5) Iniciar o trabalho de base para o desenvolvimento de vacinas
Diante das dificuldades de se controlar o mosquito, o desenvolvimento da vacina contra o zika parece ser essencial para o controle de longo prazo. Mas o estudo não esconde um pouco de ceticismo sobre o tema:
"A insuficiente informação sobre os mecanismos imunológicos envolvidos na infecção e as experiências prévias com a dengue são razões para o ceticismo sobre a probabilidade de uma vacina (contra o zika) ser desenvolvida em breve”.
Barreto lembra que, passados mais de 20 anos de estudos do HIV, ainda não há vacina contra esse vírus.
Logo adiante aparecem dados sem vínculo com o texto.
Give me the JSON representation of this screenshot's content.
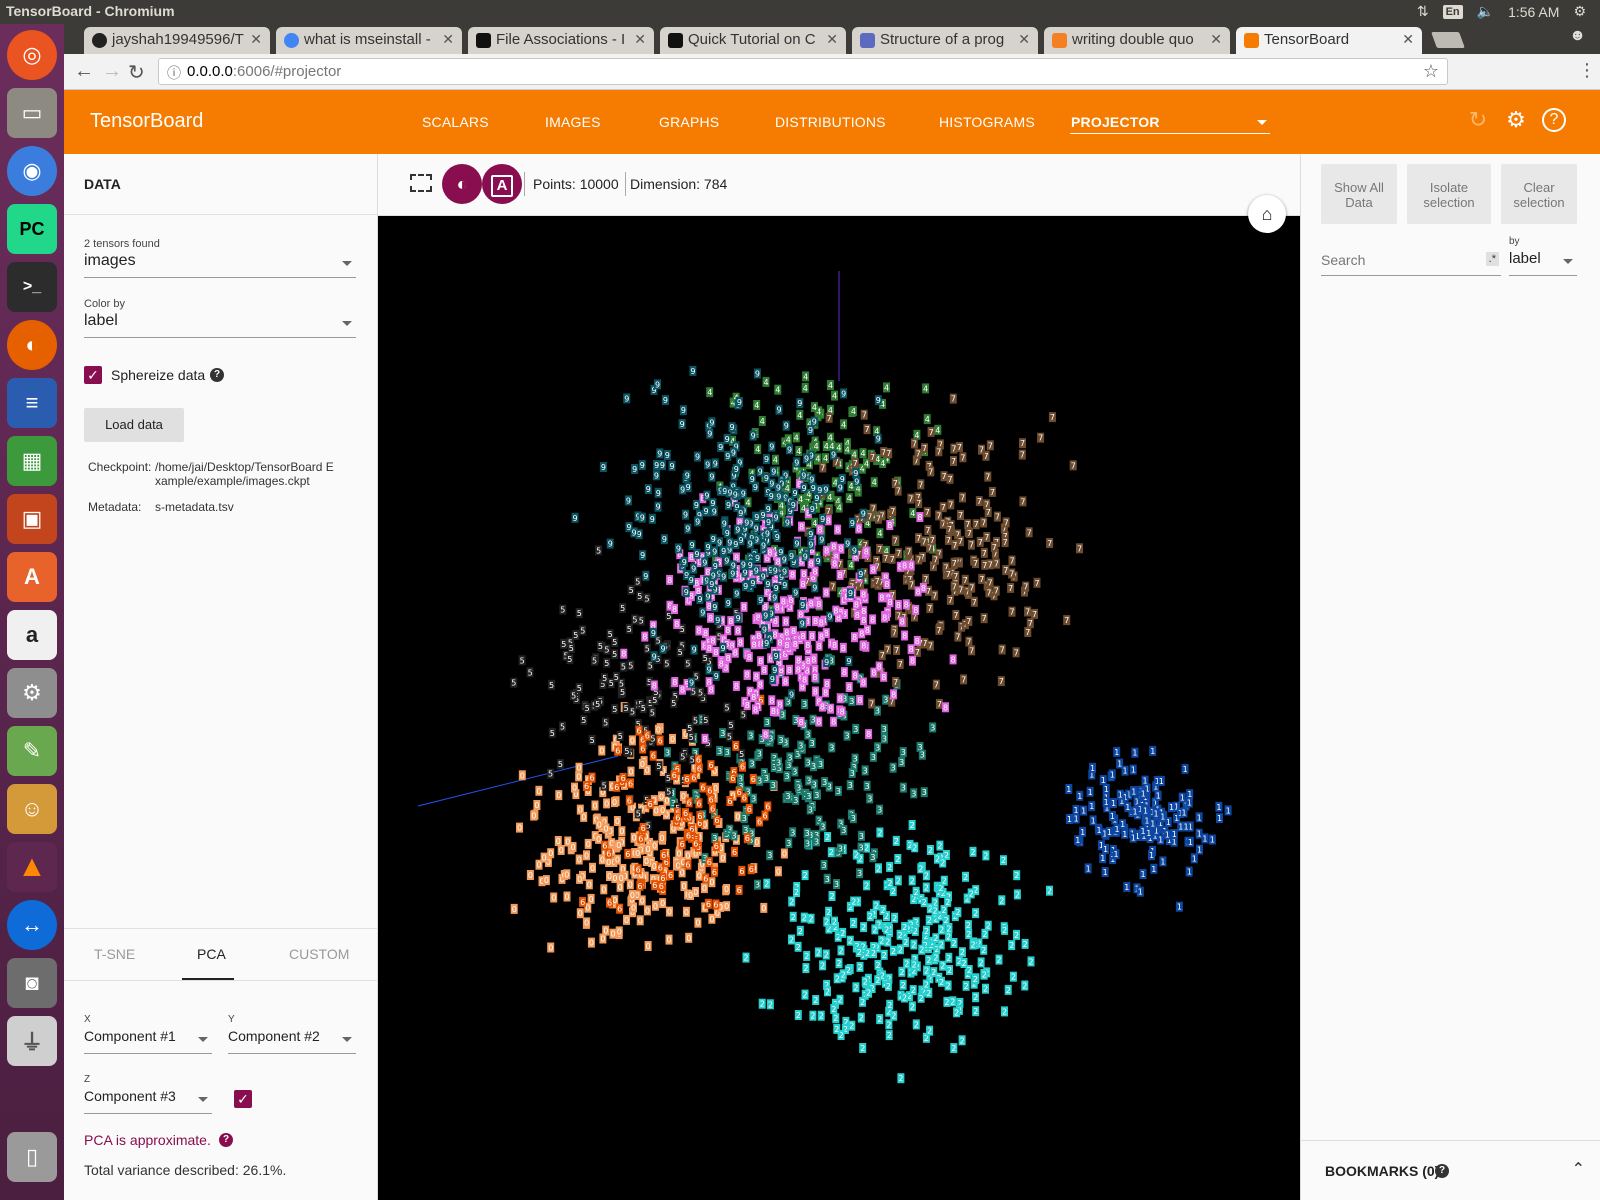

Para a dengue, algumas vacinas estão em estudo.
6) "Reprogramar" o atual sistema de saúde
Diante dos casos de zika, o sistema de saúde deve estar capacitado a orientar a população sobre, por exemplo, o risco de se engravidar nesse momento, ou como agir no caso de se ter um bebê com microcefalia.
– O momento é de perplexidade e cautela – afirma Barreto.
Será fundamental definir quais os recursos, treinamento, capacitação e financiamento adequados. A cooperação internacional, a criação de fundos específicos, um grande nível de coordenação e um esforço maior das agências reguladoras são passos necessários para o desenvolvimento de soluções efetivas dentro de um tempo razoável.
O estudo reitera a necessidade de um esforço científico concentrado, envolvendo governo, instituições de saúde pública, agências de financiamento, institutos de pesquisa, comunidades profissionais e científicas, além da sociedade civil.